Mexico stressed the positive developments in the consultations held with Brazil since the issue was first raised. The Mexican National Service for Agro-food Health, Safety and Quality (SENASICA-SAGARPA) had requested more information about the companies that produced food and canned meat foods, including their official recognition, information about the national programme on toxic residues, and information about compliance with specific official requirements in force in Mexico. Imports could be permitted only after the fulfilment of those requirements. Mexico further raised concerns about Brazil's refusal to import pathogen-free eggs from Mexico. This restriction started in 2005, after the outbreak of low pathogenic avian influenza in the country. Mexico had provided information and requested an on-site evaluation, but no response had been provided by the Brazilian authorities.

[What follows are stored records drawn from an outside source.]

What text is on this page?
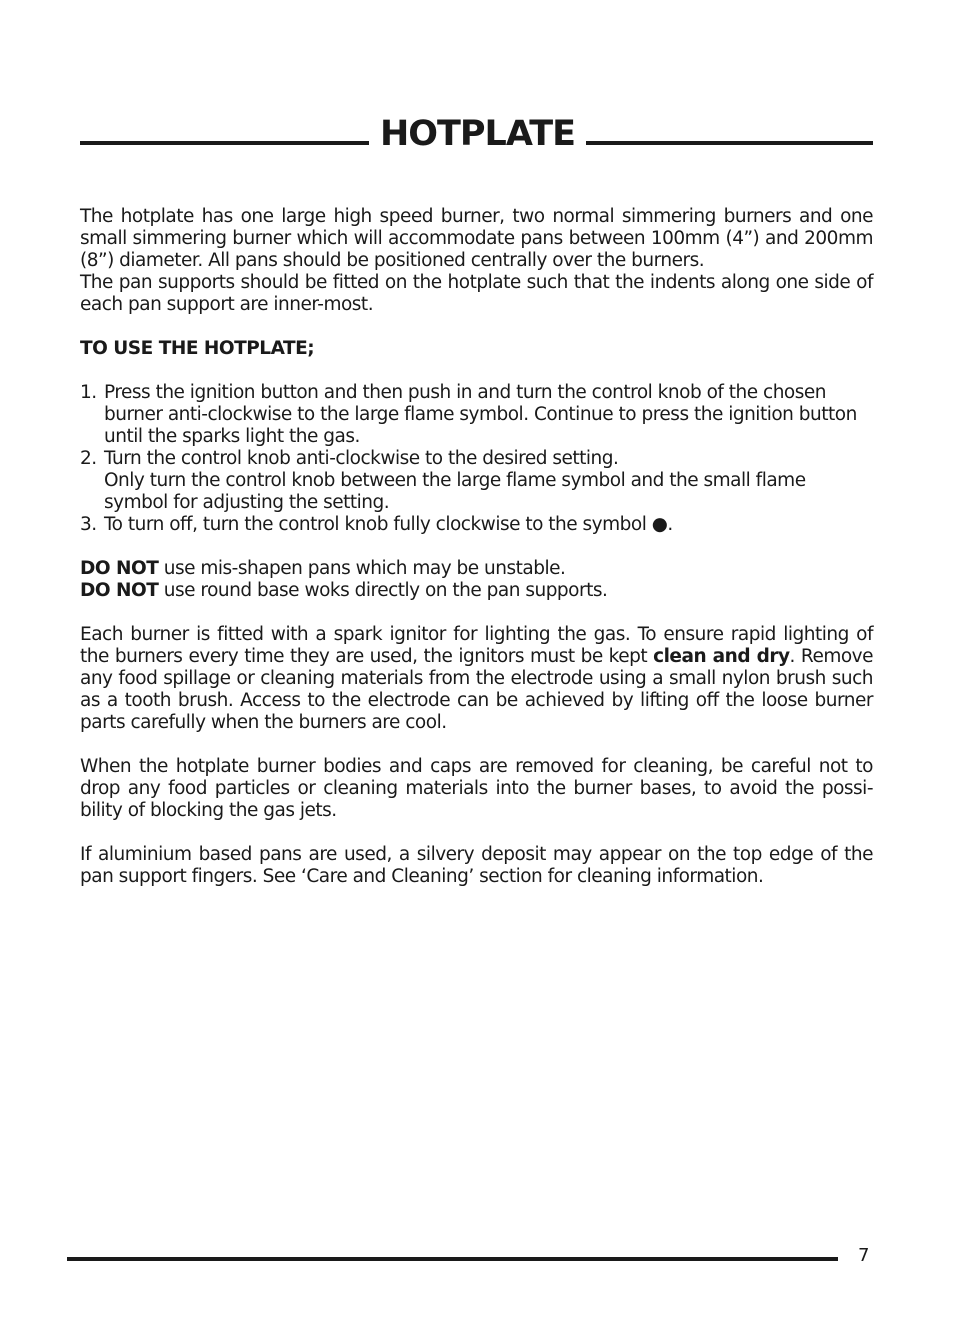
HOTPLATE

The hotplate has one large high speed burner, two normal simmering burners and one small simmering burner which will accommodate pans between 100mm (4”) and 200mm (8”) diameter. All pans should be positioned centrally over the burners.

The pan supports should be fitted on the hotplate such that the indents along one side of each pan support are inner-most.

TO USE THE HOTPLATE;

1. Press the ignition button and then push in and turn the control knob of the chosen burner anti-clockwise to the large flame symbol. Continue to press the ignition button until the sparks light the gas.
2. Turn the control knob anti-clockwise to the desired setting.
Only turn the control knob between the large flame symbol and the small flame symbol for adjusting the setting.
3. To turn off, turn the control knob fully clockwise to the symbol ●.

DO NOT use mis-shapen pans which may be unstable.

DO NOT use round base woks directly on the pan supports.

Each burner is fitted with a spark ignitor for lighting the gas. To ensure rapid lighting of the burners every time they are used, the ignitors must be kept clean and dry. Remove any food spillage or cleaning materials from the electrode using a small nylon brush such as a tooth brush. Access to the electrode can be achieved by lifting off the loose burner parts carefully when the burners are cool.

When the hotplate burner bodies and caps are removed for cleaning, be careful not to drop any food particles or cleaning materials into the burner bases, to avoid the possi-bility of blocking the gas jets.

If aluminium based pans are used, a silvery deposit may appear on the top edge of the pan support fingers. See ‘Care and Cleaning’ section for cleaning information.

7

Brazil contested the linkages between the restrictions on importation of Mexican eggs and the recognition of FMD-free zones in Brazil. Regarding Mexico's complaint on the restriction on eggs, bilateral technical consultations had been held, and Brazil was waiting to receive the complementary information that it had requested of Mexico.

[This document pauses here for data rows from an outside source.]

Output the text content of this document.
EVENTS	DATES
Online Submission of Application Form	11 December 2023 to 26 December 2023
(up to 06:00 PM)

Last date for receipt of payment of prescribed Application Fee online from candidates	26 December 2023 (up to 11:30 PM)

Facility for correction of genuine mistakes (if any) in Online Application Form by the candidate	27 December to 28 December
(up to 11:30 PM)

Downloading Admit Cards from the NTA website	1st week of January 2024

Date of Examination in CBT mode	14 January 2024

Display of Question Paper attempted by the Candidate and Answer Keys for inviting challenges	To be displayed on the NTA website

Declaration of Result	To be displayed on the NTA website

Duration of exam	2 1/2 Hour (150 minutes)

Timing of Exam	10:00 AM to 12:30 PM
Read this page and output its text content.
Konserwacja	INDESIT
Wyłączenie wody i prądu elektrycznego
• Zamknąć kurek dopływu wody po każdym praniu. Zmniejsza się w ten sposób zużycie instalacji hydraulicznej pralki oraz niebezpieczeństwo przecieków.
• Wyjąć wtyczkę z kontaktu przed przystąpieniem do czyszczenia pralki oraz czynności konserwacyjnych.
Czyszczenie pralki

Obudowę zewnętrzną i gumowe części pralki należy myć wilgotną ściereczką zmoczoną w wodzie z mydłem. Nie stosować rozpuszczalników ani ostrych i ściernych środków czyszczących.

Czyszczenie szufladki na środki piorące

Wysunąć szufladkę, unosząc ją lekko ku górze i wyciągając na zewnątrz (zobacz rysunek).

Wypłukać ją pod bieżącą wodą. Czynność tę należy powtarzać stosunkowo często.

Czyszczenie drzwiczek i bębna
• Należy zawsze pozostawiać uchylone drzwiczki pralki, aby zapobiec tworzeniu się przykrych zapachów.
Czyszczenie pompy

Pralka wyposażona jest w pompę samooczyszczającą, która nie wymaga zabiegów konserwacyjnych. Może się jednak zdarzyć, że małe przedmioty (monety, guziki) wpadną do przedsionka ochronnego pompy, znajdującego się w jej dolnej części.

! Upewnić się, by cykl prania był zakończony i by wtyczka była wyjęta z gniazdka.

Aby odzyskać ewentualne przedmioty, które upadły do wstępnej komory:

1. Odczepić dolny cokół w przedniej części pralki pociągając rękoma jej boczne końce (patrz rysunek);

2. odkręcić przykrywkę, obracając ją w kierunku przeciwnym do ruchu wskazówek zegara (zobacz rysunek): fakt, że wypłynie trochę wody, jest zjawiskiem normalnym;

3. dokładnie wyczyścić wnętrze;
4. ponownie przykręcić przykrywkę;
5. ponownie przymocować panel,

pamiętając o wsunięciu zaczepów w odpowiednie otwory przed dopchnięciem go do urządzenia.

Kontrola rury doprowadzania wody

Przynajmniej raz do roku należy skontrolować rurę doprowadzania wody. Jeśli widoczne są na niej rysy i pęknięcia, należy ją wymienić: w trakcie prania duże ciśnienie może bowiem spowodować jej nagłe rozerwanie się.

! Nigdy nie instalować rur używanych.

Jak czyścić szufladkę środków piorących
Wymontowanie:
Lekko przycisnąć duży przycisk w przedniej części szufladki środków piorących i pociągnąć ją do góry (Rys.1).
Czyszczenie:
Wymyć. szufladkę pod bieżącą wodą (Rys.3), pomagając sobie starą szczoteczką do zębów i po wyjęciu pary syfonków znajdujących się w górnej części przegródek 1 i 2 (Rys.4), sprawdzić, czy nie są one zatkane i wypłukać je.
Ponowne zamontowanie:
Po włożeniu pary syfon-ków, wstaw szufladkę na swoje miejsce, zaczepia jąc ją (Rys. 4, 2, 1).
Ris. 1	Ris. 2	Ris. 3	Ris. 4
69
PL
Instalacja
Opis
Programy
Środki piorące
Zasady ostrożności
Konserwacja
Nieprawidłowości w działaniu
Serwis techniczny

Mexico reported that it was carrying out the necessary analysis on recognition of FMD-free areas in Brazil, but the existent Mexican official requirements needed to be complied with. With respect to exports of eggs, the information requested by Brazil would be provided as soon as possible.
In February 2009, Brazil recalled that Mexico was restricting access of cooked and frozen meat from FMD-free areas. Brazil considered that Mexico's restrictions were not based on scientific evidence since OIE standards were clear that heat treatment could be used to inactivate the FMD virus. Bilateral meetings at technical and even ministerial level had been held, but with no reaction from Mexican authorities. Brazil and Mexico had signed a memorandum of understanding in 2007 which established a technical group to discuss SPS matters. Despite Brazilian proposals to arrange a first group meeting, including requests at ministerial level, the meeting had not taken place. Brazil was disappointed at the lack of response, but hoped for friendly and expeditious consultations on the matter.

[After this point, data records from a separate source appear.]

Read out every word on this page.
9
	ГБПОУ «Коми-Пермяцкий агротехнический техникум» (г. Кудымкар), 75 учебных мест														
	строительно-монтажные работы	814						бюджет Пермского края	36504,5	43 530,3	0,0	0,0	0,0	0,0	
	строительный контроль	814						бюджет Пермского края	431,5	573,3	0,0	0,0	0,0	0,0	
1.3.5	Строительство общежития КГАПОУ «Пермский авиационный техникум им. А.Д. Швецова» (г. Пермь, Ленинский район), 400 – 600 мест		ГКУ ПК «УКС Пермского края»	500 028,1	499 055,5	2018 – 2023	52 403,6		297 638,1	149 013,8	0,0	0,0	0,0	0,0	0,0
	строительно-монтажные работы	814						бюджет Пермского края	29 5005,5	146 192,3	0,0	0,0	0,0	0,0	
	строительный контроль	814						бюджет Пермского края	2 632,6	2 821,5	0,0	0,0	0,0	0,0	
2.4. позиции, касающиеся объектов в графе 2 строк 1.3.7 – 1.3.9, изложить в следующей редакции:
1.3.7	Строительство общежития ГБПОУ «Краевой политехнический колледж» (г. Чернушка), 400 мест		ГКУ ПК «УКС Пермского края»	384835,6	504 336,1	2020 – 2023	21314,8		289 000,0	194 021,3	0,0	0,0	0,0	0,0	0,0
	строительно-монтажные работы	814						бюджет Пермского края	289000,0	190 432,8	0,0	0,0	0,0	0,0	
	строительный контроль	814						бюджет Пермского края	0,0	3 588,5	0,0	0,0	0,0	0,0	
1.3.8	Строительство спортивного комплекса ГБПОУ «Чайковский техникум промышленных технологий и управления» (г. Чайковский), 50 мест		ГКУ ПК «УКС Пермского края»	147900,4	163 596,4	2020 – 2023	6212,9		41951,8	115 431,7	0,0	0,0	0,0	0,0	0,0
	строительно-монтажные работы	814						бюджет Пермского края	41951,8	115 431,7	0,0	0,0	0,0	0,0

Mexico indicated that there had been some progress at a meeting on 19 September 2008. He reiterated that Mexico had received information on the toxic residue control plan, but on two occasions Mexico had asked for additional information, and this additional information had not been provided. Once this information was received and had been analyzed, the next step would be the analysis of the establishments interested in exporting to Mexico. Brazil requested a bilateral meeting on the margins of the SPS Committee meeting to clarify what information had been sent and what might be missing.
In June 2009, Brazil provided information on progress made regarding the export of cooked and frozen meat to Mexico. A bilateral working group on technical and agricultural cooperation between Brazil and Mexico had met, and it was agreed that Mexico would send an inspection mission between 15-20 October 2009.